With 24/7 Internet access and billions of people on social media, every one of us can now damage, but also strengthen a company’s public image. A simple Tweet or LinkedIn Update by one of your colleagues can reach hundreds or even thousands of people in a matter of seconds. And, as the Edelman Trust barometer shows employees are still regarded as a highly credible source of information, this offers some amazing possibilities for achieving your organization’s PR goals.

Your colleagues on the other hand might be not (yet) be open to this idea. They are “busy doing their regular work”, find “social media a waste of time”, or “just not something for them”. Whatever words they choose, it usually boils down to one, simple question – that has only one possible answer:

‘I don’t understand, how I can use these tools in a meaningful way to contribute to my personal business goals…’

‘Well, let me show you!’

Convincing your colleagues to invest time and effort in creating a client focused LinkedIn profile, follow key people from their industry on Twitter, or write a meaningful blog post for your website, requires you to put yourself in their shoes and ask yourself the question ‘If I were my colleague, who would I want to reach online and what would I want them to do after I’ve reached them with my message?’

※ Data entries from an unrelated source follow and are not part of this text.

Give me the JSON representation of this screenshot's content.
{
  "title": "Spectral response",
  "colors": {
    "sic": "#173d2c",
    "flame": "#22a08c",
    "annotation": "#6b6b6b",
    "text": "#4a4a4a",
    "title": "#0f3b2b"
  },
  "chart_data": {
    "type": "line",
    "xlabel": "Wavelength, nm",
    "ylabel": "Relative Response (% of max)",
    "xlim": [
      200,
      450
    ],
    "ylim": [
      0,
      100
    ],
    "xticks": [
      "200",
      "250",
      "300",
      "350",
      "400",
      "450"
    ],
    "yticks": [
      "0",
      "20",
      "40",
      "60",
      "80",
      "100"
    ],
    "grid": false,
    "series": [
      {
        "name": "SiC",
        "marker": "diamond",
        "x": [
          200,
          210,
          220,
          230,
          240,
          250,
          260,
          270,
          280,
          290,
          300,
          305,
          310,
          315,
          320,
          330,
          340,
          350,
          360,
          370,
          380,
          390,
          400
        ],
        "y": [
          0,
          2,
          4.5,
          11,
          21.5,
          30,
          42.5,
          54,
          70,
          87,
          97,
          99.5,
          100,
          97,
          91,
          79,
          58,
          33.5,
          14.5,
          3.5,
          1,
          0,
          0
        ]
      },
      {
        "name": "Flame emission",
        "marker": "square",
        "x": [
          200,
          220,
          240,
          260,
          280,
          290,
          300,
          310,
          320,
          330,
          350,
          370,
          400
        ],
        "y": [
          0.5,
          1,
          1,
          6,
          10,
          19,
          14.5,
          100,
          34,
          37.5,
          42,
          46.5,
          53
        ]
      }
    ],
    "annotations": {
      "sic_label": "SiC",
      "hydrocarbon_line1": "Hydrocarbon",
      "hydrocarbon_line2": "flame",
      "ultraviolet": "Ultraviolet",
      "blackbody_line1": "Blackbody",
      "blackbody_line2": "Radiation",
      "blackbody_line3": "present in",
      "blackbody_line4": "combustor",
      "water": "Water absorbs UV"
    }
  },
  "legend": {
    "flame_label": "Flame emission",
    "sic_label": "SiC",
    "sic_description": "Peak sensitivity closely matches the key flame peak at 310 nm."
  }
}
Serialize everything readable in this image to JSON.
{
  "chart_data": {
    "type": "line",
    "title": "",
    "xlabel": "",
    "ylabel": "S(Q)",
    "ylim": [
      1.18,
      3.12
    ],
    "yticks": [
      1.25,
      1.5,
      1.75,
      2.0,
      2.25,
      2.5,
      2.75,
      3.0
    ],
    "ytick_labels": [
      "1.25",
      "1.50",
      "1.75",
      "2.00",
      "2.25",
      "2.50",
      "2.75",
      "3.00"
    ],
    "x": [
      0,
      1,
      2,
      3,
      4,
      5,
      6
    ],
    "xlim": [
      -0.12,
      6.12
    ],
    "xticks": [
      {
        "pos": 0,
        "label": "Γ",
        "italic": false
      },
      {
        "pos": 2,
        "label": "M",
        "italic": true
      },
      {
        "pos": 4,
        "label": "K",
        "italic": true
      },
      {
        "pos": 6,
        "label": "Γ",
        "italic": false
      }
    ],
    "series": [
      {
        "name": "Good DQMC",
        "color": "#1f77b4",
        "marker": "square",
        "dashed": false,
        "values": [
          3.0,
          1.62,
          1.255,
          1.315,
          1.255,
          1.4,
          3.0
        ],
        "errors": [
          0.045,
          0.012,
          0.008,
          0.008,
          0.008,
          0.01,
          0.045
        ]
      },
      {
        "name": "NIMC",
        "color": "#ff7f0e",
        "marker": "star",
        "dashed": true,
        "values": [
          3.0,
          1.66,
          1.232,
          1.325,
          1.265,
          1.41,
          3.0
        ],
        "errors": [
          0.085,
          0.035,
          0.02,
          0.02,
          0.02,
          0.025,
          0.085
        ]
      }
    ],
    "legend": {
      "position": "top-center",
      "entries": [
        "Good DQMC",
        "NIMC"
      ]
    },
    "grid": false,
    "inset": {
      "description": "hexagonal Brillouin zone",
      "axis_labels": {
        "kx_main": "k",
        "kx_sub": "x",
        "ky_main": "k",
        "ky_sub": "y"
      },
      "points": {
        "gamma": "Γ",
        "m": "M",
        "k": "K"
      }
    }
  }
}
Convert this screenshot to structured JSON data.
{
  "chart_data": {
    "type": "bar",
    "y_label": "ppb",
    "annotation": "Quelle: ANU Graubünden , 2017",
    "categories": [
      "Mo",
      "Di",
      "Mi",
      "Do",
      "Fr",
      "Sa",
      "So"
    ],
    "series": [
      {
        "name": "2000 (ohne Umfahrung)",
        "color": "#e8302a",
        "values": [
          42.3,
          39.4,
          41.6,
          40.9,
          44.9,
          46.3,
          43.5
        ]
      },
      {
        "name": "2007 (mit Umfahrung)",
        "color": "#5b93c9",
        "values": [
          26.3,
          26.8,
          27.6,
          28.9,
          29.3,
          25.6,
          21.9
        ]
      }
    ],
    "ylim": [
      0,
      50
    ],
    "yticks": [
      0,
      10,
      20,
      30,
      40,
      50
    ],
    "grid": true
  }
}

So, instead of focusing on the target audiences outside your organization, you need to shift your attention towards the people within your organization. Help them reach their goals, and you’ll notice that you will reach your goals along the way. You might have to change some of your ways and to do so you probably need your management team’s support. You will need a combination of time and money to turn your strategy into reality.

During PR is Key 2017, I will not only show you how to convince management to invest in this new approach, we will also talk about their role in PR, about successfully involving your colleagues, the personal branding myth, and employee advocacy that will eventually come at a cost.

On top of that, other speakers will talk about creating the best content for the most popular platforms out there, how to successfully listen to whatever your target audiences are saying online and monitoring your brand. All in all, I believe it’s going to be a great and knowledge packed afternoon that will both inspire you and help you take the next steps in your PR efforts.

I look forward to meet you during PR is Key on 20 April in B. Amsterdam!